Europe’s sovereign-debt crisis and concern about a double-dip recession in the U.S. have distressed-debt investors split on whether to buy the riskiest securities amid an expected rise in defaults, according to a survey of 100 asset managers and traders.
Common shares were rated the most appealing investment opportunity by 37 percent of those surveyed and least attractive by 34 percent, Debtwire’s North American Distressed Debt Market Outlook 2012 showed. Investors are taking a “wait-and-see” approach while reassessing their appetite for risk in the face of economic instability and political and regulatory changes, according to the survey.
Europe is seen as the most “dangerous cloud” over the markets, with 69 percent of those surveyed naming the region’s two-year-old crisis as the most significant factor affecting distressed investing and trading volumes. That’s a 10 percent jump from last year’s outlook as European finance ministers push bondholders to provide greater relief for Greece.
“If you go back a year, there was perhaps more hedge fund confidence that they were going to be able to figure out and master the European problem and profit from it,” said Timothy DeSieno, a New York-based partner at Bingham McCutchen LLP, which co-sponsored the survey. “There are a few heads hanging these days having realized the governments have gone to such extremes that they’ve beaten hedgies back more than they might have expected a year ago.”
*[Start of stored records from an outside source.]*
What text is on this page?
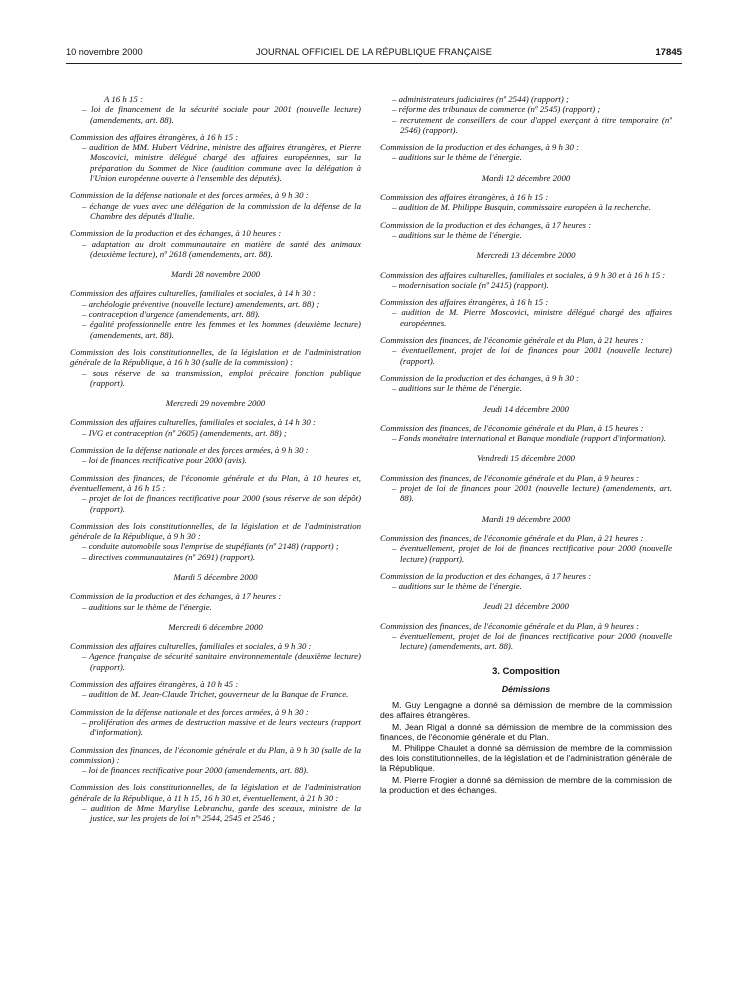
10 novembre 2000	JOURNAL OFFICIEL DE LA RÉPUBLIQUE FRANÇAISE	17845
A 16 h 15 :
– loi de financement de la sécurité sociale pour 2001 (nouvelle lecture) (amendements, art. 88).
Commission des affaires étrangères, à 16 h 15 :
– audition de MM. Hubert Védrine, ministre des affaires étrangères, et Pierre Moscovici, ministre délégué chargé des affaires européennes, sur la préparation du Sommet de Nice (audition commune avec la délégation à l'Union européenne ouverte à l'ensemble des députés).
Commission de la défense nationale et des forces armées, à 9 h 30 :
– échange de vues avec une délégation de la commission de la défense de la Chambre des députés d'Italie.
Commission de la production et des échanges, à 10 heures :
– adaptation au droit communautaire en matière de santé des animaux (deuxième lecture), nº 2618 (amendements, art. 88).
Mardi 28 novembre 2000
Commission des affaires culturelles, familiales et sociales, à 14 h 30 :
– archéologie préventive (nouvelle lecture) amendements, art. 88) ;
– contraception d'urgence (amendements, art. 88).
– égalité professionnelle entre les femmes et les hommes (deuxième lecture) (amendements, art. 88).
Commission des lois constitutionnelles, de la législation et de l'administration générale de la République, à 16 h 30 (salle de la commission) :
– sous réserve de sa transmission, emploi précaire fonction publique (rapport).
Mercredi 29 novembre 2000
Commission des affaires culturelles, familiales et sociales, à 14 h 30 :
– IVG et contraception (nº 2605) (amendements, art. 88) ;
Commission de la défense nationale et des forces armées, à 9 h 30 :
– loi de finances rectificative pour 2000 (avis).
Commission des finances, de l'économie générale et du Plan, à 10 heures et, éventuellement, à 16 h 15 :
– projet de loi de finances rectificative pour 2000 (sous réserve de son dépôt) (rapport).
Commission des lois constitutionnelles, de la législation et de l'administration générale de la République, à 9 h 30 :
– conduite automobile sous l'emprise de stupéfiants (nº 2148) (rapport) ;
– directives communautaires (nº 2691) (rapport).
Mardi 5 décembre 2000
Commission de la production et des échanges, à 17 heures :
– auditions sur le thème de l'énergie.
Mercredi 6 décembre 2000
Commission des affaires culturelles, familiales et sociales, à 9 h 30 :
– Agence française de sécurité sanitaire environnementale (deuxième lecture) (rapport).
Commission des affaires étrangères, à 10 h 45 :
– audition de M. Jean-Claude Trichet, gouverneur de la Banque de France.
Commission de la défense nationale et des forces armées, à 9 h 30 :
– prolifération des armes de destruction massive et de leurs vecteurs (rapport d'information).
Commission des finances, de l'économie générale et du Plan, à 9 h 30 (salle de la commission) :
– loi de finances rectificative pour 2000 (amendements, art. 88).
Commission des lois constitutionnelles, de la législation et de l'administration générale de la République, à 11 h 15, 16 h 30 et, éventuellement, à 21 h 30 :
– audition de Mme Marylise Lebranchu, garde des sceaux, ministre de la justice, sur les projets de loi nºˢ 2544, 2545 et 2546 ;
– administrateurs judiciaires (nº 2544) (rapport) ;
– réforme des tribunaux de commerce (nº 2545) (rapport) ;
– recrutement de conseillers de cour d'appel exerçant à titre temporaire (nº 2546) (rapport).
Commission de la production et des échanges, à 9 h 30 :
– auditions sur le thème de l'énergie.
Mardi 12 décembre 2000
Commission des affaires étrangères, à 16 h 15 :
– audition de M. Philippe Busquin, commissaire européen à la recherche.
Commission de la production et des échanges, à 17 heures :
– auditions sur le thème de l'énergie.
Mercredi 13 décembre 2000
Commission des affaires culturelles, familiales et sociales, à 9 h 30 et à 16 h 15 :
– modernisation sociale (nº 2415) (rapport).
Commission des affaires étrangères, à 16 h 15 :
– audition de M. Pierre Moscovici, ministre délégué chargé des affaires européennes.
Commission des finances, de l'économie générale et du Plan, à 21 heures :
– éventuellement, projet de loi de finances pour 2001 (nouvelle lecture) (rapport).
Commission de la production et des échanges, à 9 h 30 :
– auditions sur le thème de l'énergie.
Jeudi 14 décembre 2000
Commission des finances, de l'économie générale et du Plan, à 15 heures :
– Fonds monétaire international et Banque mondiale (rapport d'information).
Vendredi 15 décembre 2000
Commission des finances, de l'économie générale et du Plan, à 9 heures :
– projet de loi de finances pour 2001 (nouvelle lecture) (amendements, art. 88).
Mardi 19 décembre 2000
Commission des finances, de l'économie générale et du Plan, à 21 heures :
– éventuellement, projet de loi de finances rectificative pour 2000 (nouvelle lecture) (rapport).
Commission de la production et des échanges, à 17 heures :
– auditions sur le thème de l'énergie.
Jeudi 21 décembre 2000
Commission des finances, de l'économie générale et du Plan, à 9 heures :
– éventuellement, projet de loi de finances rectificative pour 2000 (nouvelle lecture) (amendements, art. 88).
3. Composition
Démissions

M. Guy Lengagne a donné sa démission de membre de la commission des affaires étrangères.

M. Jean Rigal a donné sa démission de membre de la commission des finances, de l'économie générale et du Plan.

M. Philippe Chaulet a donné sa démission de membre de la commission des lois constitutionnelles, de la législation et de l'administration générale de la République.

M. Pierre Frogier a donné sa démission de membre de la commission de la production et des échanges.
A euro zone default would cause an increase in U.S. default rates, according to 34 percent of investors, while 31 percent said it would result in a double-dip recession. Among the riskiest European sovereign debt, 42 percent of respondents put Ireland as the most important component of their strategy, followed by Greece and Spain.
“No matter where I go in the world, or which emerging markets conference I’m at, the agenda is largely taken up with Europe and what’s happening there,” DeSieno said in a telephone interview. “CFOs are trying to hoard cash and make conservative investment decisions, and prepare for what might be a massive repeat of illiquidity.”